Hey,
I was testing the kmeans driver using the reuters data.
Commands used:
1. bin/mahout seqdirectory -c UTF-8 -i reuters/reuters21578 -o
reuters/reuters-seqfiles
2. bin/mahout seq2sparse -i reuters/reuters-seqfiles/ -o
reuters/reuters-vectors-bigram -ow -a
org.apache.lucene.analysis.WhitespaceAnalyzer -chunk 200 -wt tf -s 5 -md 3
-x 90 -ng 1
3. bin/mahout kmeans -i reuters/reuters-vectors-bigram/ -c
reuters/reuters-initial-clusters -o reuters/reuters-kmeans-clusters -dm
org.apache.mahout.common.distance.SquaredEuclideanDistanceMeasure -k 20
--maxIter 100
I get the following exception. Am I doing anything wrong?
Exception in thread "main" java.lang.ClassCastException:
org.apache.hadoop.io.IntWritable cannot be cast to
org.apache.mahout.math.VectorWritable
at
org.apache.mahout.clustering.kmeans.RandomSeedGenerator.buildRandom(RandomSeedGenerator.java:90)
at
org.apache.mahout.clustering.kmeans.KMeansDriver.run(KMeansDriver.java:102)
at org.apache.hadoop.util.ToolRunner.run(ToolRunner.java:65)
at
org.apache.mahout.clustering.kmeans.KMeansDriver.main(KMeansDriver.java:59)
at sun.reflect.NativeMethodAccessorImpl.invoke0(Native Method)
at
sun.reflect.NativeMethodAccessorImpl.invoke(NativeMethodAccessorImpl.java:39)
at
sun.reflect.DelegatingMethodAccessorImpl.invoke(DelegatingMethodAccessorImpl.java:25)
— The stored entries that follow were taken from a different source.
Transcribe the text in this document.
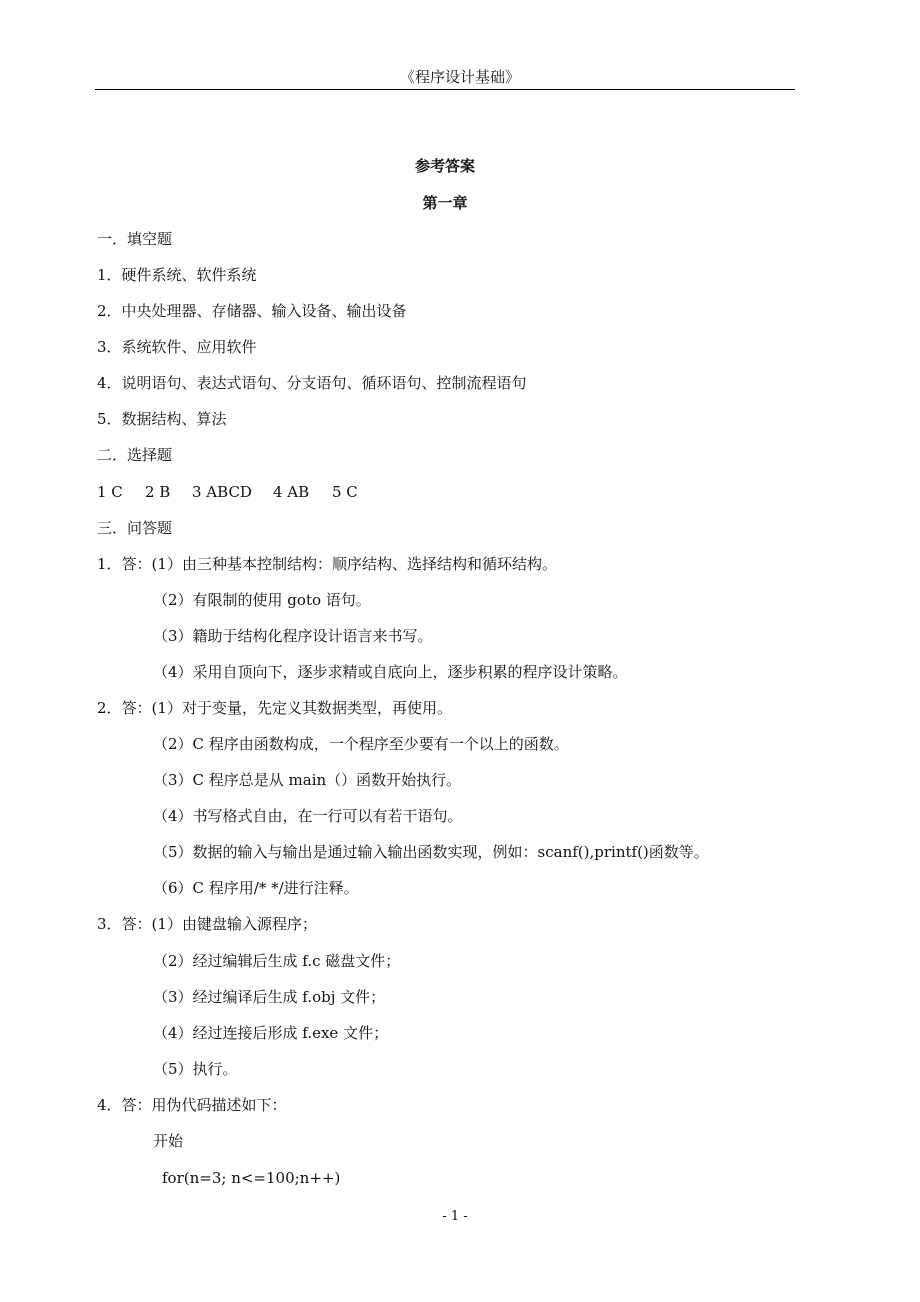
《程序设计基础》
参考答案
第一章
一．填空题
1．硬件系统、软件系统
2．中央处理器、存储器、输入设备、输出设备
3．系统软件、应用软件
4．说明语句、表达式语句、分支语句、循环语句、控制流程语句
5．数据结构、算法
二．选择题
1 C 2 B 3 ABCD 4 AB 5 C
三．问答题
1．答：(1）由三种基本控制结构：顺序结构、选择结构和循环结构。
（2）有限制的使用 goto 语句。
（3）籍助于结构化程序设计语言来书写。
（4）采用自顶向下，逐步求精或自底向上，逐步积累的程序设计策略。
2．答：(1）对于变量，先定义其数据类型，再使用。
（2）C 程序由函数构成，一个程序至少要有一个以上的函数。
（3）C 程序总是从 main（）函数开始执行。
（4）书写格式自由，在一行可以有若干语句。
（5）数据的输入与输出是通过输入输出函数实现，例如：scanf(),printf()函数等。
（6）C 程序用/* */进行注释。
3．答：(1）由键盘输入源程序；
（2）经过编辑后生成 f.c 磁盘文件；
（3）经过编译后生成 f.obj 文件；
（4）经过连接后形成 f.exe 文件；
（5）执行。
4．答：用伪代码描述如下：
开始
for(n=3; n<=100;n++)
- 1 -
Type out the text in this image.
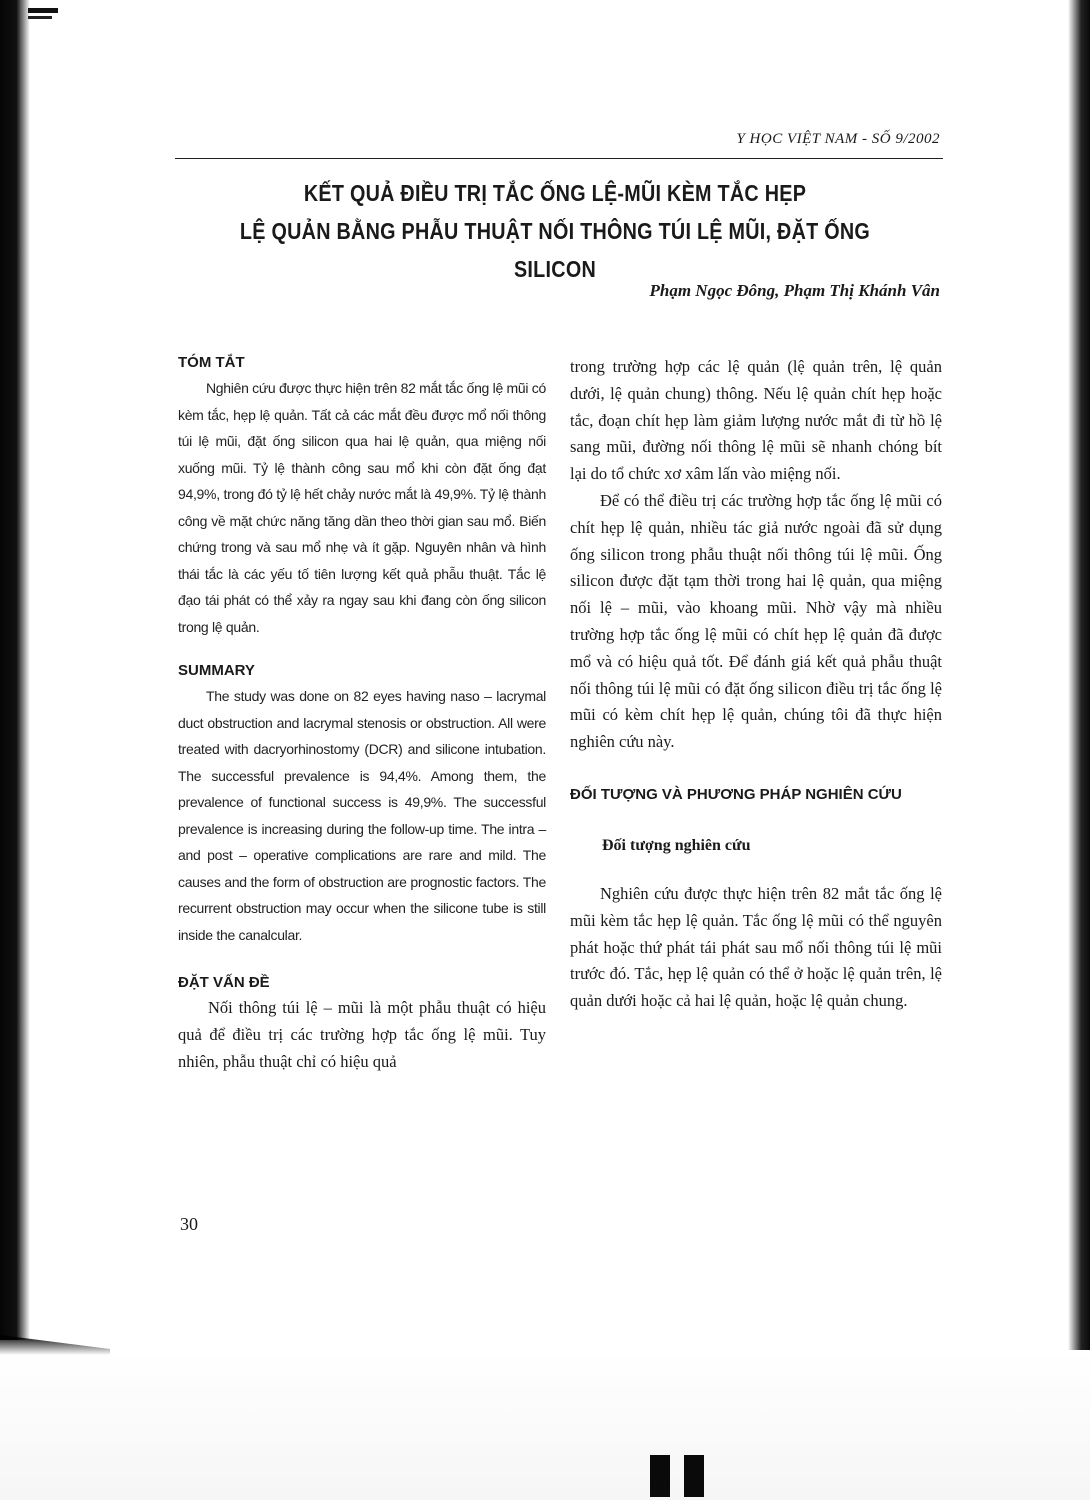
Y HỌC VIỆT NAM - SỐ 9/2002
KẾT QUẢ ĐIỀU TRỊ TẮC ỐNG LỆ-MŨI KÈM TẮC HẸP
LỆ QUẢN BẰNG PHẪU THUẬT NỐI THÔNG TÚI LỆ MŨI, ĐẶT ỐNG SILICON
Phạm Ngọc Đông, Phạm Thị Khánh Vân
TÓM TẮT

Nghiên cứu được thực hiện trên 82 mắt tắc ống lệ mũi có kèm tắc, hẹp lệ quản. Tất cả các mắt đều được mổ nối thông túi lệ mũi, đặt ống silicon qua hai lệ quản, qua miệng nối xuống mũi. Tỷ lệ thành công sau mổ khi còn đặt ống đạt 94,9%, trong đó tỷ lệ hết chảy nước mắt là 49,9%. Tỷ lệ thành công về mặt chức năng tăng dần theo thời gian sau mổ. Biến chứng trong và sau mổ nhẹ và ít gặp. Nguyên nhân và hình thái tắc là các yếu tố tiên lượng kết quả phẫu thuật. Tắc lệ đạo tái phát có thể xảy ra ngay sau khi đang còn ống silicon trong lệ quản.

SUMMARY

The study was done on 82 eyes having naso – lacrymal duct obstruction and lacrymal stenosis or obstruction. All were treated with dacryorhinostomy (DCR) and silicone intubation. The successful prevalence is 94,4%. Among them, the prevalence of functional success is 49,9%. The successful prevalence is increasing during the follow-up time. The intra – and post – operative complications are rare and mild. The causes and the form of obstruction are prognostic factors. The recurrent obstruction may occur when the silicone tube is still inside the canalcular.

ĐẶT VẤN ĐỀ

Nối thông túi lệ – mũi là một phẫu thuật có hiệu quả để điều trị các trường hợp tắc ống lệ mũi. Tuy nhiên, phẫu thuật chỉ có hiệu quả

trong trường hợp các lệ quản (lệ quản trên, lệ quản dưới, lệ quản chung) thông. Nếu lệ quản chít hẹp hoặc tắc, đoạn chít hẹp làm giảm lượng nước mắt đi từ hồ lệ sang mũi, đường nối thông lệ mũi sẽ nhanh chóng bít lại do tổ chức xơ xâm lấn vào miệng nối.

Để có thể điều trị các trường hợp tắc ống lệ mũi có chít hẹp lệ quản, nhiều tác giả nước ngoài đã sử dụng ống silicon trong phẫu thuật nối thông túi lệ mũi. Ống silicon được đặt tạm thời trong hai lệ quản, qua miệng nối lệ – mũi, vào khoang mũi. Nhờ vậy mà nhiều trường hợp tắc ống lệ mũi có chít hẹp lệ quản đã được mổ và có hiệu quả tốt. Để đánh giá kết quả phẫu thuật nối thông túi lệ mũi có đặt ống silicon điều trị tắc ống lệ mũi có kèm chít hẹp lệ quản, chúng tôi đã thực hiện nghiên cứu này.

ĐỐI TƯỢNG VÀ PHƯƠNG PHÁP NGHIÊN CỨU
Đối tượng nghiên cứu

Nghiên cứu được thực hiện trên 82 mắt tắc ống lệ mũi kèm tắc hẹp lệ quản. Tắc ống lệ mũi có thể nguyên phát hoặc thứ phát tái phát sau mổ nối thông túi lệ mũi trước đó. Tắc, hẹp lệ quản có thể ở hoặc lệ quản trên, lệ quản dưới hoặc cả hai lệ quản, hoặc lệ quản chung.

30
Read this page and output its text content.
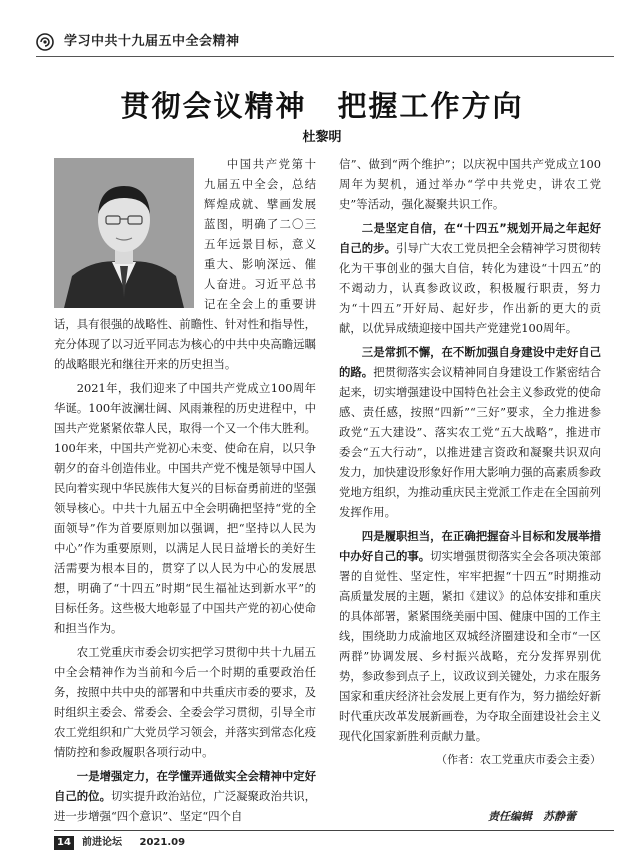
学习中共十九届五中全会精神
贯彻会议精神　把握工作方向
杜黎明

中国共产党第十九届五中全会，总结辉煌成就、擘画发展蓝图，明确了二〇三五年远景目标，意义重大、影响深远、催人奋进。习近平总书记在全会上的重要讲话，具有很强的战略性、前瞻性、针对性和指导性，充分体现了以习近平同志为核心的中共中央高瞻远瞩的战略眼光和继往开来的历史担当。

2021年，我们迎来了中国共产党成立100周年华诞。100年波澜壮阔、风雨兼程的历史进程中，中国共产党紧紧依靠人民，取得一个又一个伟大胜利。100年来，中国共产党初心未变、使命在肩，以只争朝夕的奋斗创造伟业。中国共产党不愧是领导中国人民向着实现中华民族伟大复兴的目标奋勇前进的坚强领导核心。中共十九届五中全会明确把坚持“党的全面领导”作为首要原则加以强调，把“坚持以人民为中心”作为重要原则，以满足人民日益增长的美好生活需要为根本目的，贯穿了以人民为中心的发展思想，明确了“十四五”时期“民生福祉达到新水平”的目标任务。这些极大地彰显了中国共产党的初心使命和担当作为。

农工党重庆市委会切实把学习贯彻中共十九届五中全会精神作为当前和今后一个时期的重要政治任务，按照中共中央的部署和中共重庆市委的要求，及时组织主委会、常委会、全委会学习贯彻，引导全市农工党组织和广大党员学习领会，并落实到常态化疫情防控和参政履职各项行动中。

一是增强定力，在学懂弄通做实全会精神中定好自己的位。切实提升政治站位，广泛凝聚政治共识，进一步增强“四个意识”、坚定“四个自

信”、做到“两个维护”；以庆祝中国共产党成立100周年为契机，通过举办“学中共党史，讲农工党史”等活动，强化凝聚共识工作。

二是坚定自信，在“十四五”规划开局之年起好自己的步。引导广大农工党员把全会精神学习贯彻转化为干事创业的强大自信，转化为建设“十四五”的不竭动力，认真参政议政，积极履行职责，努力为“十四五”开好局、起好步，作出新的更大的贡献，以优异成绩迎接中国共产党建党100周年。

三是常抓不懈，在不断加强自身建设中走好自己的路。把贯彻落实会议精神同自身建设工作紧密结合起来，切实增强建设中国特色社会主义参政党的使命感、责任感，按照“四新”“三好”要求，全力推进参政党“五大建设”、落实农工党“五大战略”，推进市委会“五大行动”，以推进建言资政和凝聚共识双向发力，加快建设形象好作用大影响力强的高素质参政党地方组织，为推动重庆民主党派工作走在全国前列发挥作用。

四是履职担当，在正确把握奋斗目标和发展举措中办好自己的事。切实增强贯彻落实全会各项决策部署的自觉性、坚定性，牢牢把握“十四五”时期推动高质量发展的主题，紧扣《建议》的总体安排和重庆的具体部署，紧紧围绕美丽中国、健康中国的工作主线，围绕助力成渝地区双城经济圈建设和全市“一区两群”协调发展、乡村振兴战略，充分发挥界别优势，参政参到点子上，议政议到关键处，力求在服务国家和重庆经济社会发展上更有作为，努力描绘好新时代重庆改革发展新画卷，为夺取全面建设社会主义现代化国家新胜利贡献力量。

（作者：农工党重庆市委会主委）
责任编辑　苏静蕾
14	前进论坛 2021.09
at java.lang.reflect.Method.invoke(Method.java:597)
at
org.apache.hadoop.util.ProgramDriver$ProgramDescription.invoke(ProgramDriver.java:68)
at org.apache.hadoop.util.ProgramDriver.driver(ProgramDriver.java:139)
at org.apache.mahout.driver.MahoutDriver.main(MahoutDriver.java:188)
Thanks,
Sharath